Optimal. Sieve μ up to √N (O(√N)), then sum μ(d)⌊N/d²⌋. O(√N) time and space.

Go.

package main

import (
    "fmt"
    "math"
)

func countSquarefree(N int64) int64 {
    root := int64(math.Sqrt(float64(N)))
    for (root+1)*(root+1) <= N {
        root++
    }
    mu := make([]int, root+1)
    comp := make([]bool, root+1)
    var primes []int64
    if root >= 1 {
        mu[1] = 1
    }
    for i := int64(2); i <= root; i++ {
        if !comp[i] {
            primes = append(primes, i)
            mu[i] = -1
        }
        for _, p := range primes {
            if i*p > root {
                break
            }
            comp[i*p] = true
            if i%p == 0 {
                mu[i*p] = 0
                break
            }
            mu[i*p] = -mu[i]
        }
    }
    var total int64
    for d := int64(1); d <= root; d++ {
        total += int64(mu[d]) * (N / (d * d))
    }
    return total
}

func main() {
    fmt.Println(countSquarefree(10))  // 7
    fmt.Println(countSquarefree(100)) // 61
}

Java.

public class Squarefree {
    static long countSquarefree(long N) {
        int root = (int) Math.sqrt((double) N);
        while ((long) (root + 1) * (root + 1) <= N) root++;
        int[] mu = new int[root + 1];
        boolean[] comp = new boolean[root + 1];
        int[] primes = new int[root + 1];
        int pc = 0;
        if (root >= 1) mu[1] = 1;
        for (int i = 2; i <= root; i++) {
            if (!comp[i]) { primes[pc++] = i; mu[i] = -1; }
            for (int j = 0; j < pc && (long) i * primes[j] <= root; j++) {
                comp[i * primes[j]] = true;
                if (i % primes[j] == 0) { mu[i * primes[j]] = 0; break; }
                mu[i * primes[j]] = -mu[i];
            }
        }
        long total = 0;
        for (int d = 1; d <= root; d++) total += (long) mu[d] * (N / ((long) d * d));
        return total;
    }

    public static void main(String[] args) {
        System.out.println(countSquarefree(10));  // 7
        System.out.println(countSquarefree(100)); // 61
    }
}

Python.

import math


def count_squarefree(N):
    root = math.isqrt(N)
    mu = [0] * (root + 1)
    comp = [False] * (root + 1)
    primes = []
    if root >= 1:
        mu[1] = 1
    for i in range(2, root + 1):
        if not comp[i]:
            primes.append(i)
            mu[i] = -1
        for p in primes:
            if i * p > root:
                break
            comp[i * p] = True
            if i % p == 0:
                mu[i * p] = 0
                break
            mu[i * p] = -mu[i]
    return sum(mu[d] * (N // (d * d)) for d in range(1, root + 1))

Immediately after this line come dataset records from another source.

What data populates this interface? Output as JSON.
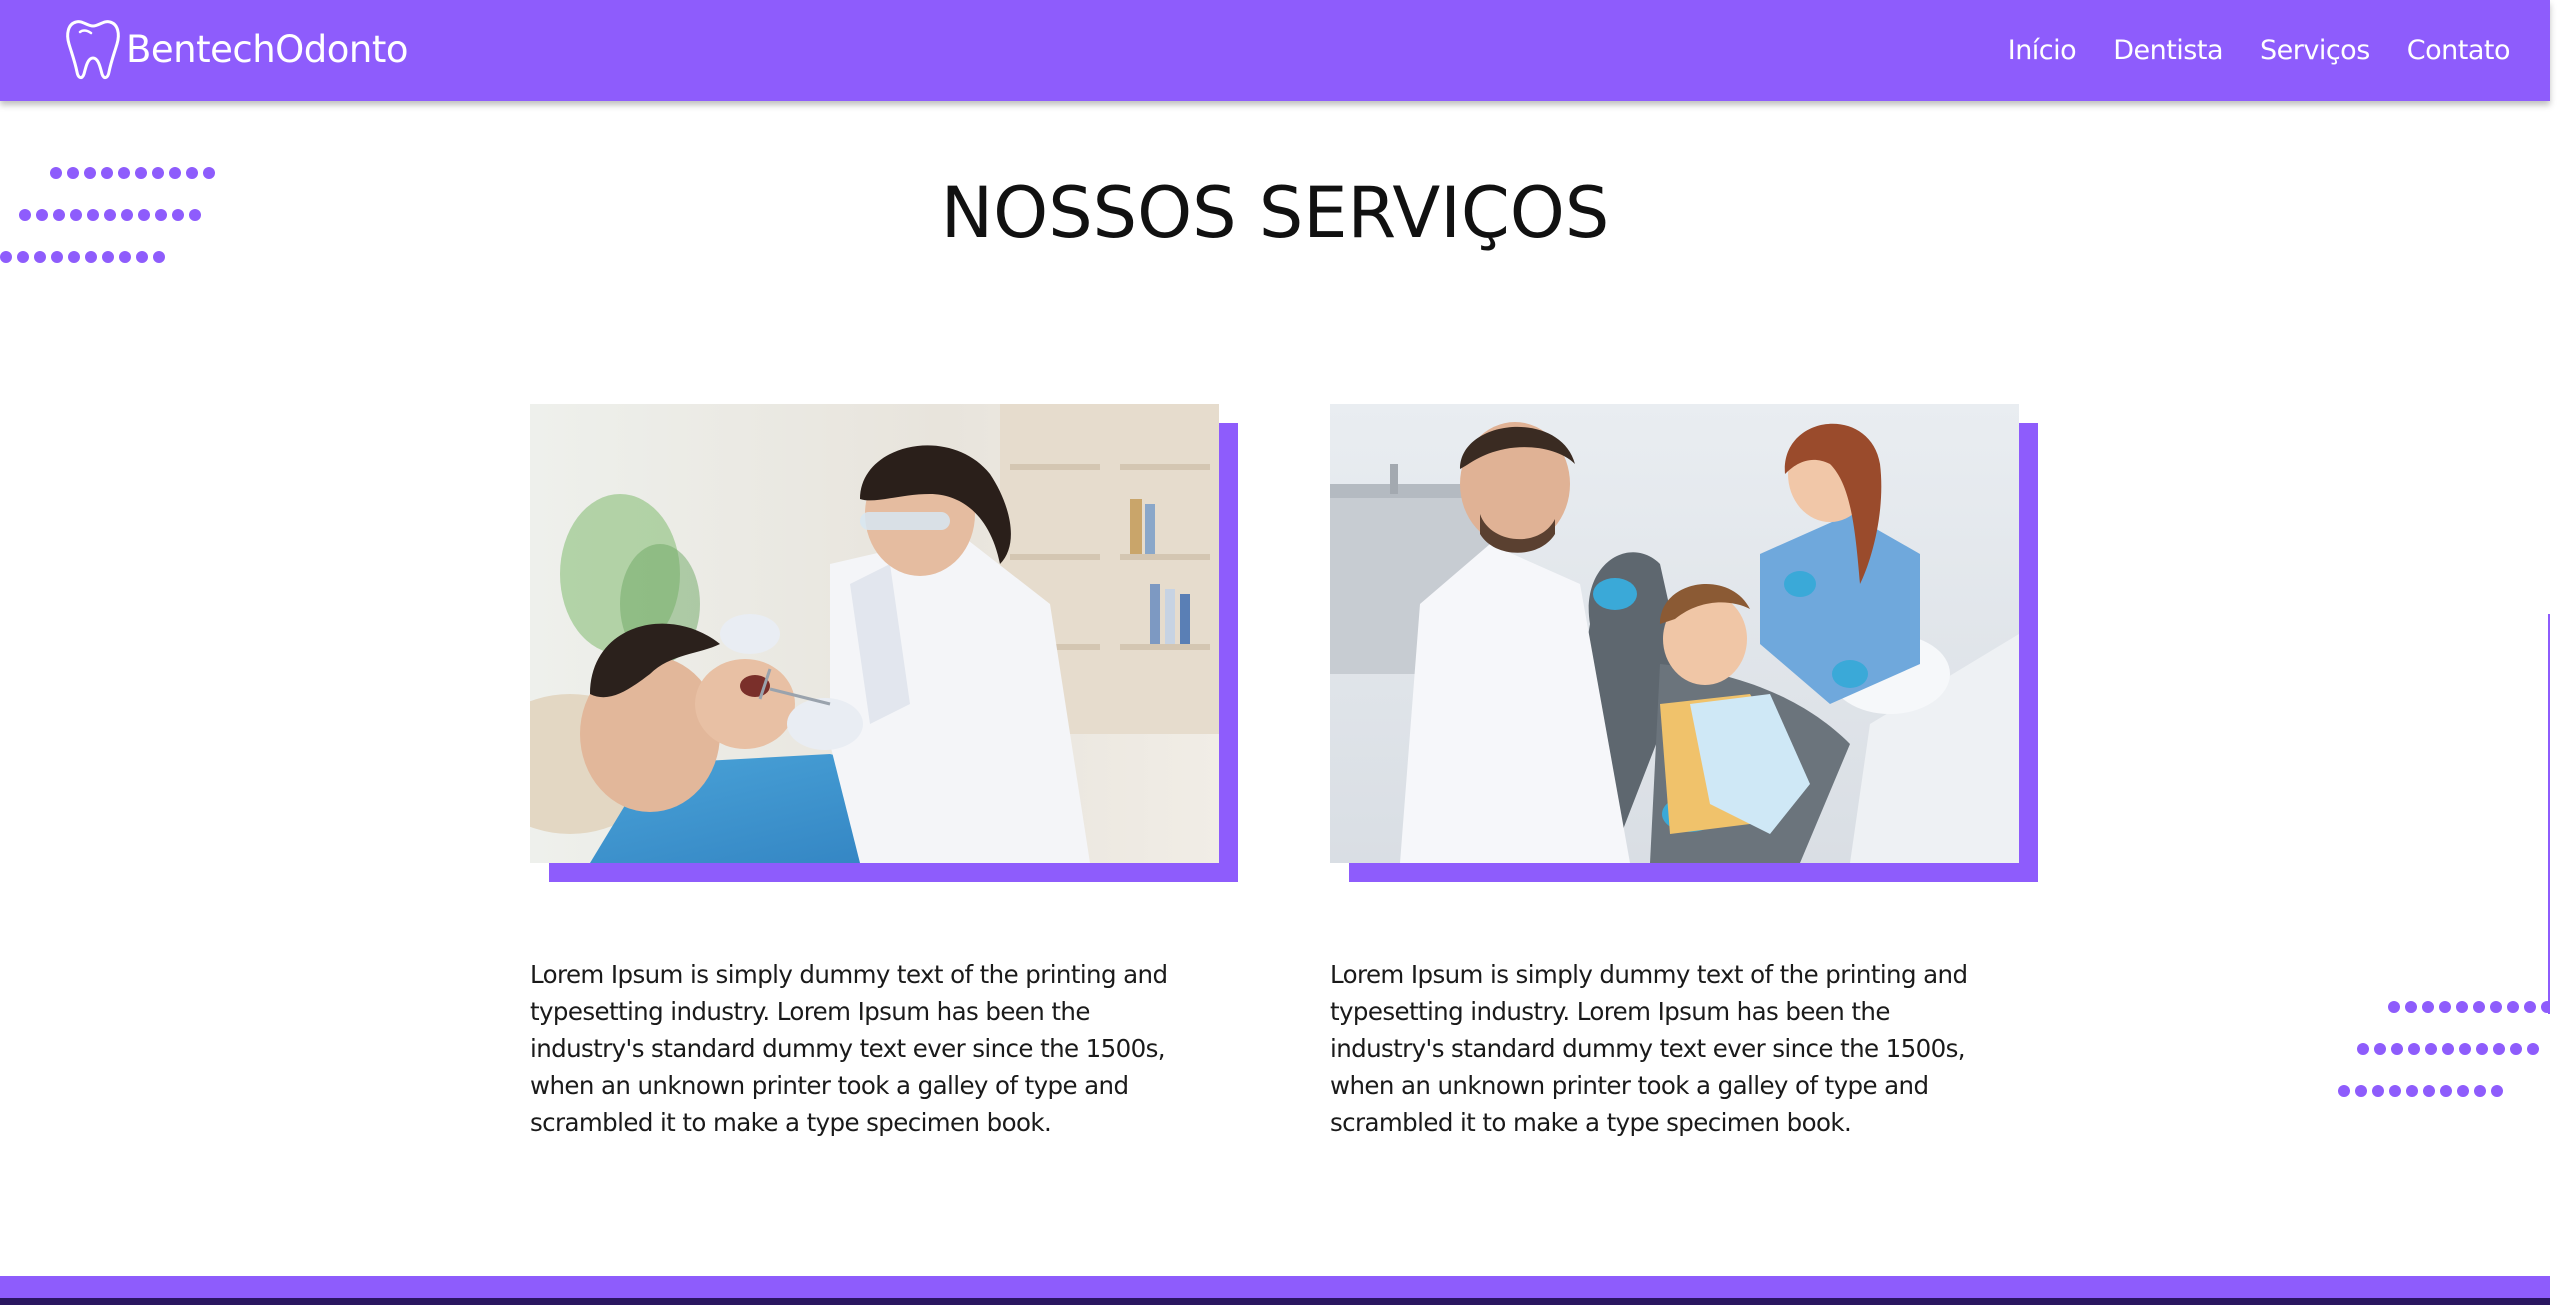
{
  "header": {
    "brand": "BentechOdonto",
    "brand_icon": "tooth-icon",
    "nav": [
      {
        "label": "Início"
      },
      {
        "label": "Dentista"
      },
      {
        "label": "Serviços"
      },
      {
        "label": "Contato"
      }
    ]
  },
  "services": {
    "title": "NOSSOS SERVIÇOS",
    "cards": [
      {
        "image": "dentist-examining-patient-photo",
        "text": "Lorem Ipsum is simply dummy text of the printing and typesetting industry. Lorem Ipsum has been the industry's standard dummy text ever since the 1500s, when an unknown printer took a galley of type and scrambled it to make a type specimen book."
      },
      {
        "image": "dentists-with-child-patient-photo",
        "text": "Lorem Ipsum is simply dummy text of the printing and typesetting industry. Lorem Ipsum has been the industry's standard dummy text ever since the 1500s, when an unknown printer took a galley of type and scrambled it to make a type specimen book."
      }
    ]
  },
  "colors": {
    "accent": "#8e5cfc",
    "background": "#ffffff",
    "text": "#111111"
  }
}
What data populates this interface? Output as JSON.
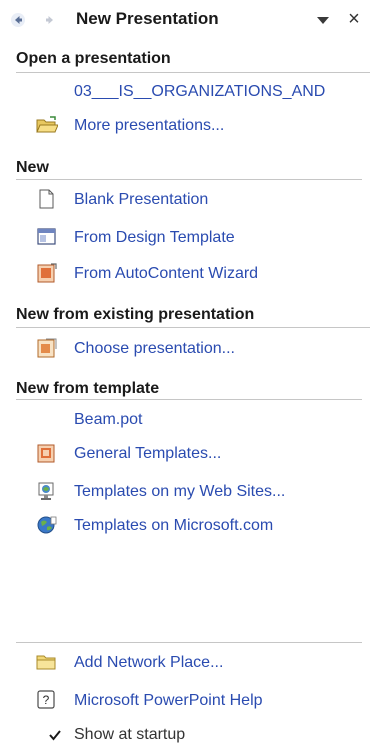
{
  "header": {
    "title": "New Presentation",
    "close_glyph": "×"
  },
  "sections": {
    "open": {
      "heading": "Open a presentation",
      "recent_file": "03___IS__ORGANIZATIONS_AND",
      "more_label": "More presentations..."
    },
    "new": {
      "heading": "New",
      "blank_label": "Blank Presentation",
      "design_template_label": "From Design Template",
      "autocontent_label": "From AutoContent Wizard"
    },
    "existing": {
      "heading": "New from existing presentation",
      "choose_label": "Choose presentation..."
    },
    "template": {
      "heading": "New from template",
      "recent_template": "Beam.pot",
      "general_label": "General Templates...",
      "web_sites_label": "Templates on my Web Sites...",
      "microsoft_label": "Templates on Microsoft.com"
    }
  },
  "footer": {
    "network_label": "Add Network Place...",
    "help_label": "Microsoft PowerPoint Help",
    "startup_label": "Show at startup",
    "startup_checked": true
  },
  "colors": {
    "link": "#2a4bb0",
    "rule": "#c6c6c6",
    "heading": "#1a1a1a"
  },
  "icons": {
    "back": "back-arrow-icon",
    "forward": "forward-arrow-icon",
    "dropdown": "dropdown-triangle-icon",
    "close": "close-icon",
    "open_folder": "open-folder-icon",
    "blank": "blank-page-icon",
    "design_template": "design-template-icon",
    "autocontent": "autocontent-wizard-icon",
    "choose": "existing-presentation-icon",
    "general": "general-templates-icon",
    "web_sites": "web-sites-icon",
    "microsoft": "globe-icon",
    "network": "network-folder-icon",
    "help": "help-icon",
    "checkbox": "checkbox-icon"
  }
}
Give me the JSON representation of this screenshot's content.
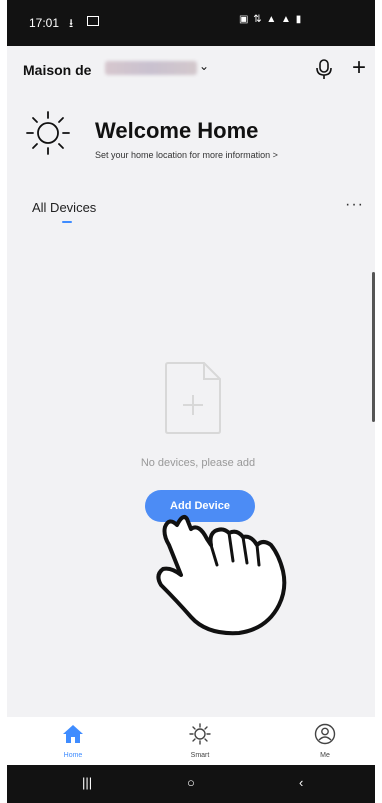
{
  "status_bar": {
    "time": "17:01",
    "download_icon": "download-icon",
    "image_icon": "image-icon",
    "right_icons": "signal-icons"
  },
  "header": {
    "home_name": "Maison de",
    "redacted": true
  },
  "welcome": {
    "title": "Welcome Home",
    "subtitle": "Set your home location for more information >"
  },
  "tabs": {
    "all_devices": "All Devices",
    "more": "···"
  },
  "empty_state": {
    "message": "No devices, please add",
    "add_button": "Add Device"
  },
  "bottom_nav": {
    "items": [
      {
        "label": "Home",
        "active": true,
        "icon": "home-icon"
      },
      {
        "label": "Smart",
        "active": false,
        "icon": "sun-icon"
      },
      {
        "label": "Me",
        "active": false,
        "icon": "profile-icon"
      }
    ]
  },
  "system_nav": {
    "recents": "|||",
    "home": "○",
    "back": "‹"
  },
  "colors": {
    "accent": "#3f8cff",
    "button": "#4c8cf5",
    "background": "#f2f2f4"
  }
}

if __name__ == "__main__":
    print(count_squarefree(10))   # 7
    print(count_squarefree(100))  # 61


Final Tips

  • Lead with the one-liner: "Union = add singles, subtract pairs, add triples (alternating); 'none' = universe − union."
  • Immediately flag the two gotchas: intersections use LCM, not product, and the sign is (−1)^(k+1) for a k-set term.
  • Set up the universe and the "bad" sets Aᵢ explicitly before writing any term — most PIE errors are setup errors.
  • For prime-factor sets, mention the Möbius restatement (sign = μ(d)) and the link to the totient.
  • Know when 2ⁿ collapses (derangements, surjections → O(n)) and when to prune / sieve / approximate for large n.
  • Always offer to verify with a brute-force oracle on small N and the #none = N − union identity.